For people unfamiliar with you, could you please share a bit about the technique itself and how you came to practice it?

I open a 3D program, create a sketch in it, and then transfer that sketch onto the client’s skin. This gives me complete creative freedom: in composition, color, and ideas. 

The problem in the tattoo world is that:Tattoo artists often take images from Pinterest or Google, simply outline them (turning them into a certain tattoo style, like dotwork or new school), and present them as their own. As a result, we end up with a plethora of internet-sourced designs that are almost identical, with only minor variations.

3D, on the other hand, provides the artist with much more creativity: a slight change in perspective, adding a light source – and voila, it’s done! A couple of mouse clicks and a unique project is ready. And if you’re also can do modeling or sculpting  – then there are no limits.

Do you listen to music while working? If so, what kind of music gets you in the zone?

Of course! I always choose music based on the task at hand: if I need to focus, concentrate, and calm my mind – I opt for mantras or kirtans. If I find myself a bit tired or need speed in my work – various mixes, DJ sets, techno. Therefore, the palette of my musical taste is quite extensive.

How do you perceive art in general, and how do you approach it?
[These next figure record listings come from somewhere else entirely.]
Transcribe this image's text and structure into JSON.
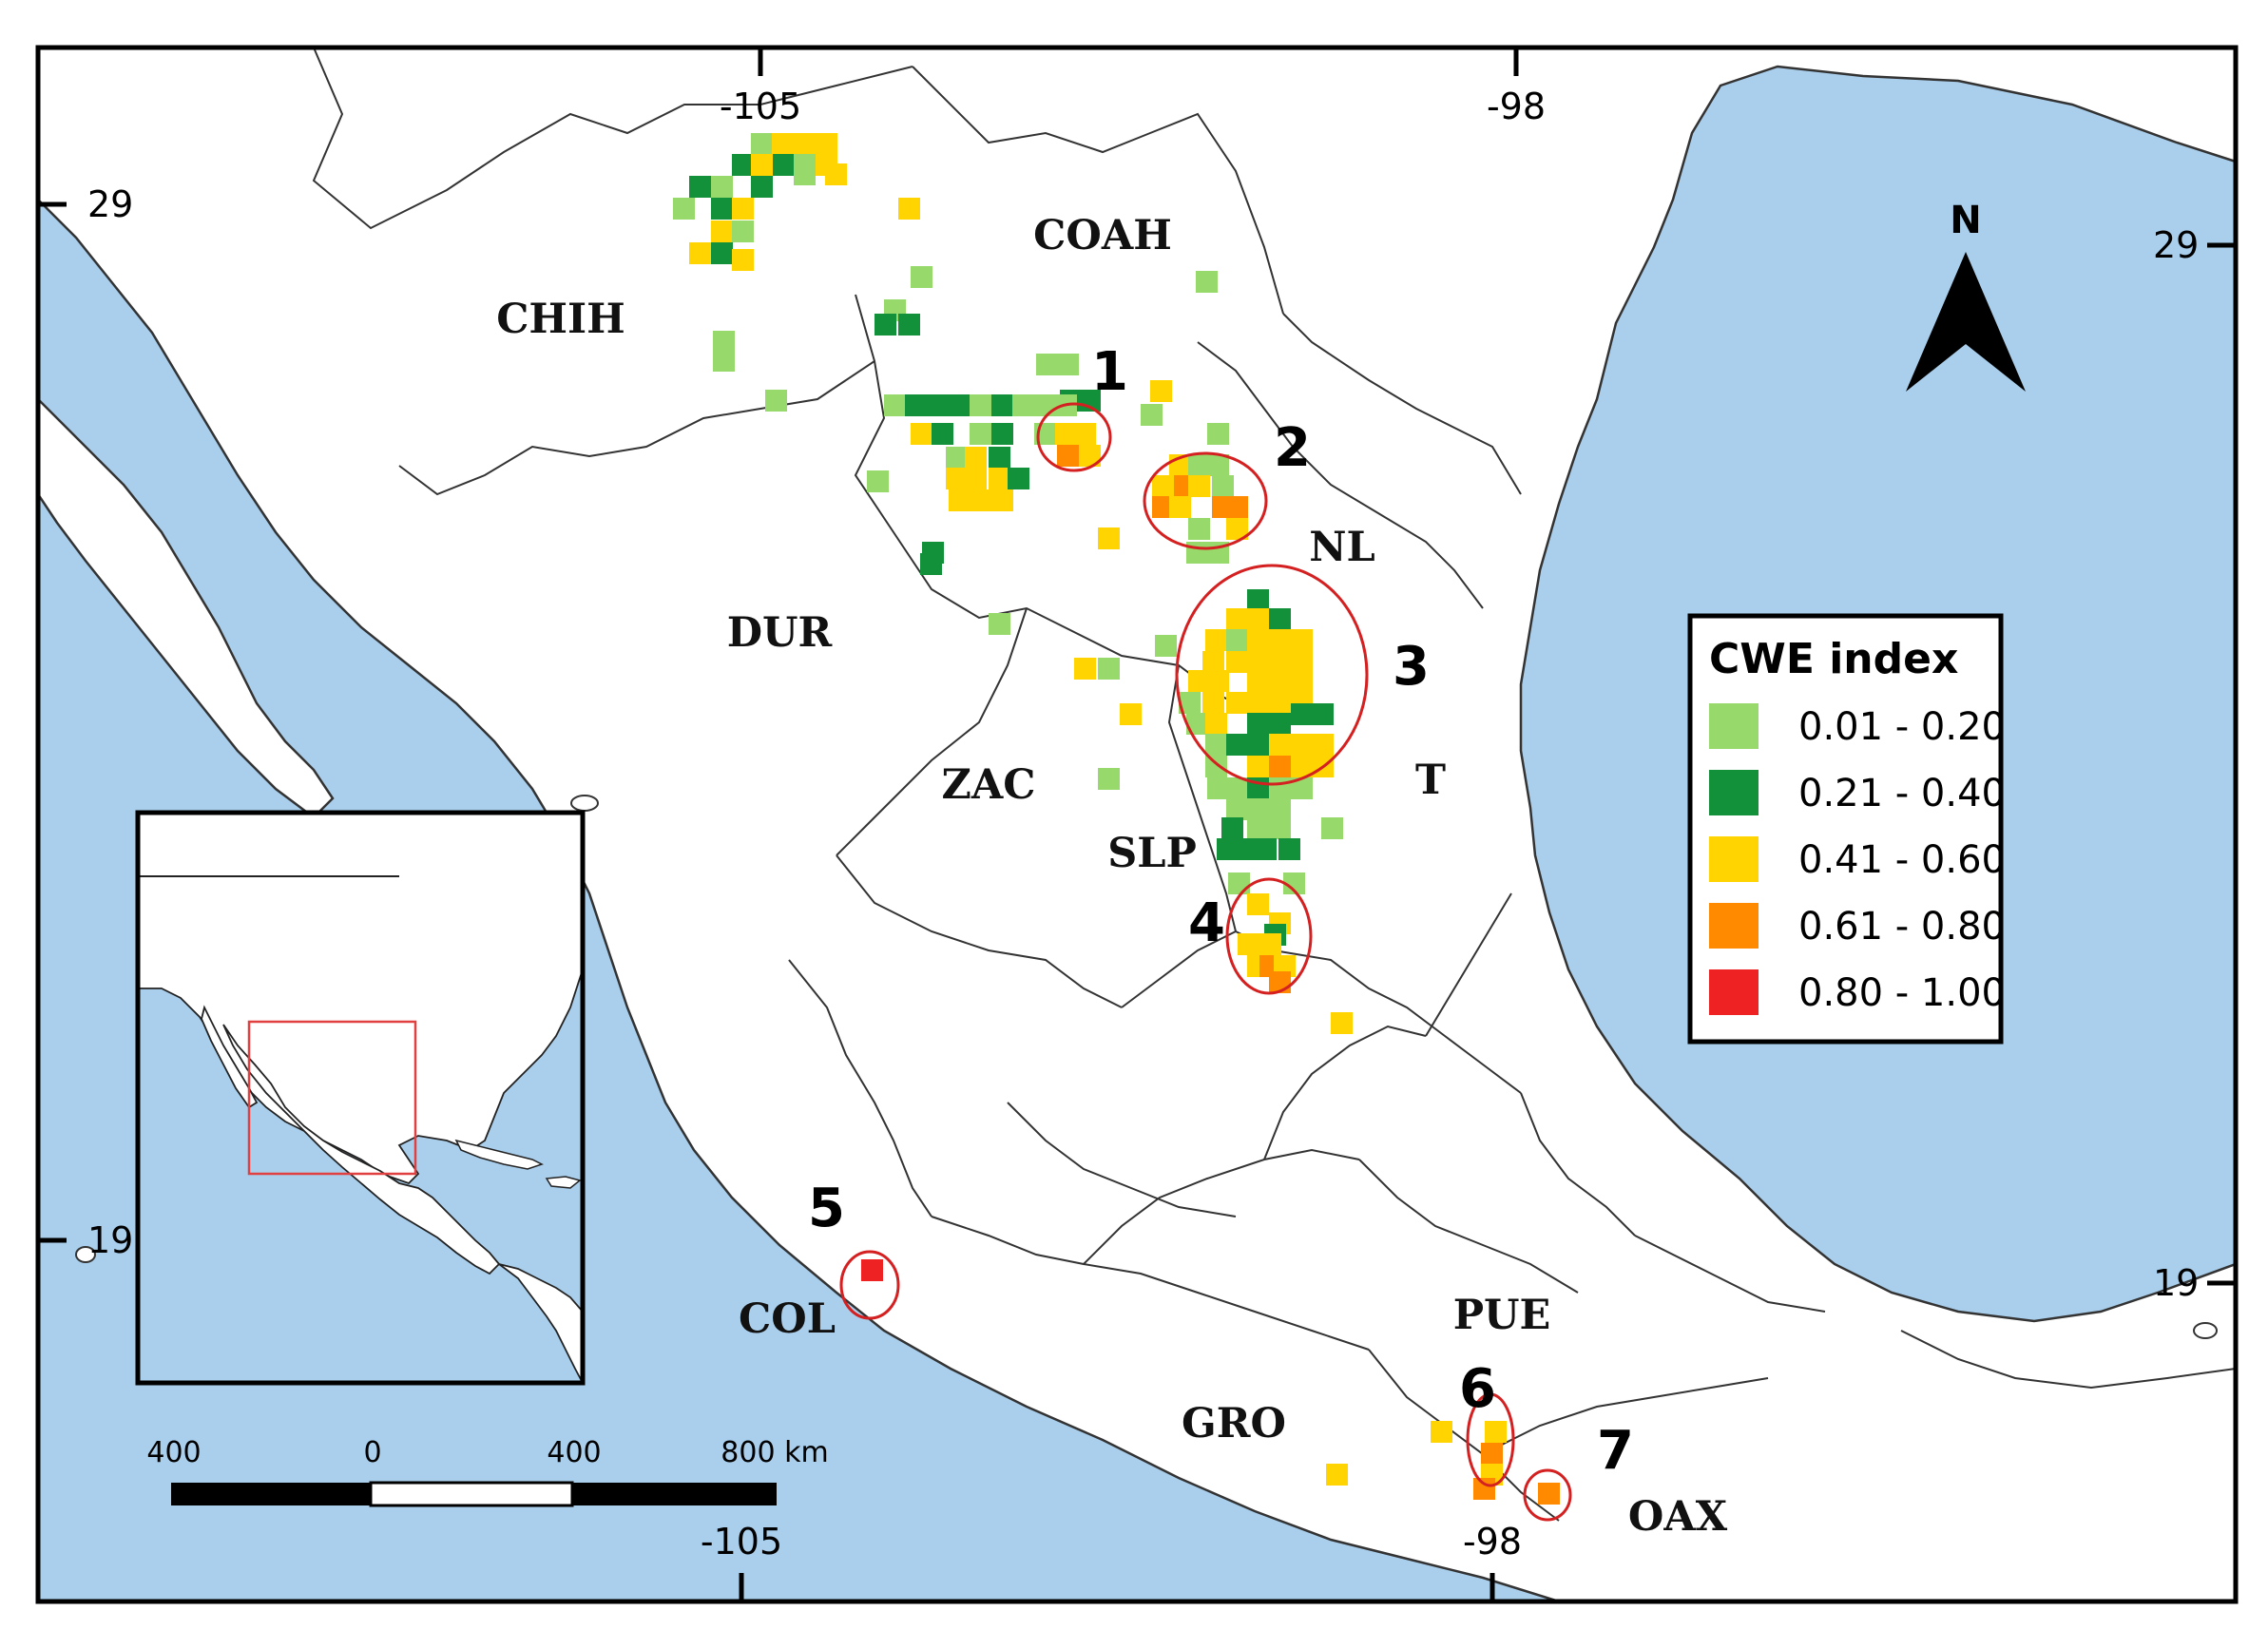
{
  "colors": {
    "sea": "#aacfec",
    "land": "#ffffff",
    "border": "#333333",
    "c1": "#97d96a",
    "c2": "#13913a",
    "c3": "#ffd400",
    "c4": "#ff8a00",
    "c5": "#ee2222",
    "circle": "#d42020",
    "inset_box": "#e04040"
  },
  "map": {
    "lon_ticks_top": [
      "-105",
      "-98"
    ],
    "lon_ticks_bottom": [
      "-105",
      "-98"
    ],
    "lat_ticks_left": [
      "29",
      "19"
    ],
    "lat_ticks_right": [
      "29",
      "19"
    ],
    "north_label": "N",
    "states": [
      {
        "key": "chih",
        "text": "CHIH"
      },
      {
        "key": "coah",
        "text": "COAH"
      },
      {
        "key": "dur",
        "text": "DUR"
      },
      {
        "key": "nl",
        "text": "NL"
      },
      {
        "key": "zac",
        "text": "ZAC"
      },
      {
        "key": "slp",
        "text": "SLP"
      },
      {
        "key": "t",
        "text": "T"
      },
      {
        "key": "col",
        "text": "COL"
      },
      {
        "key": "gro",
        "text": "GRO"
      },
      {
        "key": "pue",
        "text": "PUE"
      },
      {
        "key": "oax",
        "text": "OAX"
      }
    ],
    "clusters": [
      "1",
      "2",
      "3",
      "4",
      "5",
      "6",
      "7"
    ]
  },
  "legend": {
    "title": "CWE index",
    "items": [
      {
        "label": "0.01 - 0.20",
        "color": "#97d96a"
      },
      {
        "label": "0.21 - 0.40",
        "color": "#13913a"
      },
      {
        "label": "0.41 - 0.60",
        "color": "#ffd400"
      },
      {
        "label": "0.61 - 0.80",
        "color": "#ff8a00"
      },
      {
        "label": "0.80 - 1.00",
        "color": "#ee2222"
      }
    ]
  },
  "scale_bar": {
    "labels": [
      "400",
      "0",
      "400",
      "800 km"
    ]
  }
}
For me, art is primarily a language of communication. Just like I’m writing this sentence now, I believe I could also draw it. But unlike letters or sounds, visual art works instantly, penetrating you as a whole, even into your subconscious. Additionally, art is a divine energy that flows through each of us. Some are more open to this flow, while others are closed off. But everything can be changed.

What are you looking forward to or excited about in your career?
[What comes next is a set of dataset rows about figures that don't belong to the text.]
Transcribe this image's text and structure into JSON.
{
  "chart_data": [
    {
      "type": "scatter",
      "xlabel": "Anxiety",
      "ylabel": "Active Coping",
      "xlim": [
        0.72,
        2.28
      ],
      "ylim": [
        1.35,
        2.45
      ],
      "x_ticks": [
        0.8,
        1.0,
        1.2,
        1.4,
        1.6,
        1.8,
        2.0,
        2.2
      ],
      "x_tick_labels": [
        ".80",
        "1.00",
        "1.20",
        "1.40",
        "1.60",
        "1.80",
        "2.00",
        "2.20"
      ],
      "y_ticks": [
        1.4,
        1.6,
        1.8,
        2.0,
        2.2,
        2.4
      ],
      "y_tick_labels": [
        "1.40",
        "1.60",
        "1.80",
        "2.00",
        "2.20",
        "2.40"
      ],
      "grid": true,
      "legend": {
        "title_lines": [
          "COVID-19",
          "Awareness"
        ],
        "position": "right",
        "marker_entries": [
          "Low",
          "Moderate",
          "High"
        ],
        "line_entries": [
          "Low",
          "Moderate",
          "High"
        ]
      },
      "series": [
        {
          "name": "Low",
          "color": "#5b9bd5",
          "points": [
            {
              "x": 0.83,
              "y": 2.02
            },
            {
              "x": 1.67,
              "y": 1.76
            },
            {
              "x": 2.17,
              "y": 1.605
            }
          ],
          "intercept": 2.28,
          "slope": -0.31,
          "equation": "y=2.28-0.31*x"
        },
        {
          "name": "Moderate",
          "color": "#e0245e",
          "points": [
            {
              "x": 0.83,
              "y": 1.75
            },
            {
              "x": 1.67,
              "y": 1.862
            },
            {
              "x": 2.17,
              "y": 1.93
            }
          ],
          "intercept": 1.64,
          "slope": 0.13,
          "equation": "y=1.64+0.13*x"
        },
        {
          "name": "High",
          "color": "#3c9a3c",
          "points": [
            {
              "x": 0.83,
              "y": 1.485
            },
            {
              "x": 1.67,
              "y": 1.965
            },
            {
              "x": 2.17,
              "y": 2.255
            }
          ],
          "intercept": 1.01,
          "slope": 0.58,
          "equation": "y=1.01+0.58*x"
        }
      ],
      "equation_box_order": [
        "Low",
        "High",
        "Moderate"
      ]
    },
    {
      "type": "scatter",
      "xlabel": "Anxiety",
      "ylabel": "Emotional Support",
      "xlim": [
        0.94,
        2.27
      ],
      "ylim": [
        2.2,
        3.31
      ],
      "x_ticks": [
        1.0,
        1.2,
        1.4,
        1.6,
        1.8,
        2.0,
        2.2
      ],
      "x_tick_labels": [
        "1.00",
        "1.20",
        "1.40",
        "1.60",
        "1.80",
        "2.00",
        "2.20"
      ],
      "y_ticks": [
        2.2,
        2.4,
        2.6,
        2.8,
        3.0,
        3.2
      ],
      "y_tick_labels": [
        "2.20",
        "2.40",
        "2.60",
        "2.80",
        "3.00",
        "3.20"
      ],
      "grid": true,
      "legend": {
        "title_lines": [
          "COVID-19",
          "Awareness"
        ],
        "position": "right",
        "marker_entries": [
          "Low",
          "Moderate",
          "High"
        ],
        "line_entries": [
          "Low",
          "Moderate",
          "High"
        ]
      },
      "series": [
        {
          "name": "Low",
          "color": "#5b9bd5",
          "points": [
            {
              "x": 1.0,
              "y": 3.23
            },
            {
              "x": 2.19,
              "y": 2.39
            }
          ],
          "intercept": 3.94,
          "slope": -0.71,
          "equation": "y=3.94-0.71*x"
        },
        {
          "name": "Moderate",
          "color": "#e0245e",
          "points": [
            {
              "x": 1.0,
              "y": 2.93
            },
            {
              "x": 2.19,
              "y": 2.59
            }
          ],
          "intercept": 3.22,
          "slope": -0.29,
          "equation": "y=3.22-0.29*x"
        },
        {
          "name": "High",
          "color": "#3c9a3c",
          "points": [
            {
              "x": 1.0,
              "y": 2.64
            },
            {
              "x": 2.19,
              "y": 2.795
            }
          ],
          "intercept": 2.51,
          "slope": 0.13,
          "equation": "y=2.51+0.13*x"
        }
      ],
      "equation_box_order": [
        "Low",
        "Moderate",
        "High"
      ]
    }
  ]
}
I want people to experience intense positive feelings and emotions from my works. Tears should flow or the corners of their mouths should curl up in joy. You know, I want my (my?) works to evoke that feeling of tightness in the chest, like when you’re standing in front of a masterpiece in a museum, unable to understand or articulate anything, yet feeling so good. In a world with so much evil and unhappiness, even if people can escape from it for 15-20 seconds, that’s already a good thing.

You combine graphic art and realism on a larger scale. Do you intend to shift your portfolio in any other direction?
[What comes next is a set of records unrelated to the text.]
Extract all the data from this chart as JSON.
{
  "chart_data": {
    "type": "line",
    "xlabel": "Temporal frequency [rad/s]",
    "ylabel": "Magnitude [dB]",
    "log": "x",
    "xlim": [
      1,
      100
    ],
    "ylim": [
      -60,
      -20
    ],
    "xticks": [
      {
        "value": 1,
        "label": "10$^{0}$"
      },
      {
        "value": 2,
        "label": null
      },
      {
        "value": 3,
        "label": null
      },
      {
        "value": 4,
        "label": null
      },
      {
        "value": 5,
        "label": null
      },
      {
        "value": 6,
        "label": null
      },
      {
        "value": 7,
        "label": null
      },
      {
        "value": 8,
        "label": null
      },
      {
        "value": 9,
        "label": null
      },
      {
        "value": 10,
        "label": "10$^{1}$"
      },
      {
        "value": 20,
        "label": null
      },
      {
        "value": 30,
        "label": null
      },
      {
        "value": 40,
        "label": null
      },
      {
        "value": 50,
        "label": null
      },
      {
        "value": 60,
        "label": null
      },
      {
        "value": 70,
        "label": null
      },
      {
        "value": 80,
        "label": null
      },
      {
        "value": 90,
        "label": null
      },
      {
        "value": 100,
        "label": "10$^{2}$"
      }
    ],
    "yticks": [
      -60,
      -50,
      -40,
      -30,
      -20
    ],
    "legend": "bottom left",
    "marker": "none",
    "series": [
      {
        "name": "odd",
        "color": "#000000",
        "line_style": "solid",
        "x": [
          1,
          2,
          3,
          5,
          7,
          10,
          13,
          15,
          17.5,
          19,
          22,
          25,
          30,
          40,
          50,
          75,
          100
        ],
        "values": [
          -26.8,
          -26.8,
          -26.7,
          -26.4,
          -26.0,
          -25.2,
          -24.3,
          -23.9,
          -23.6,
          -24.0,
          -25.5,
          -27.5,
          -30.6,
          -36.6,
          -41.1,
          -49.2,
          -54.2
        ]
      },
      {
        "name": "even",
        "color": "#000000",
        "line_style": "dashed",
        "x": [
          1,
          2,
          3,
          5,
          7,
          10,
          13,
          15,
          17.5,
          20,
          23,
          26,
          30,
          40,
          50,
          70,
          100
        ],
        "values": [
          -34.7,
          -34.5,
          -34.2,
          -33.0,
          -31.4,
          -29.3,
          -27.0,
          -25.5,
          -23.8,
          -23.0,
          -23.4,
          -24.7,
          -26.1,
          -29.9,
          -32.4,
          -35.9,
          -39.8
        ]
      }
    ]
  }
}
I’m always expanding. It’s the law of the Universe to expand, and I follow it. When the time comes, I’ll condense into a point and disappear. Then, it will all start anew.

If you carefully examine my works, you’ll see elements of Japanese art, op-art, surrealism, art nouveau, pre-Raphaelites, contemporary art, graphic design, and more. I’m like a good DJ: I don’t have favorite or disliked tracks, I love everything at once. The only rule for new combinations is harmony. And that’s another law of the Universe.

Do you have plans for retirement or other passions you’re looking forward to pursuing in the future?

Yes, I have a retirement plan ready. Making plans is entertaining the Universe, but still:

I want to complete an academy of fine arts in Florence, specializing in painting, create paintings, achieve some degree of financial independence, and then travel and make documentary films about yoga with my wife for the rest of my life. I want to popularize this subject, teach it. Everything I’ve achieved or know in this life is thanks to my wife and yoga. Yoga is truly the most important thing on this (and other) planet. Om.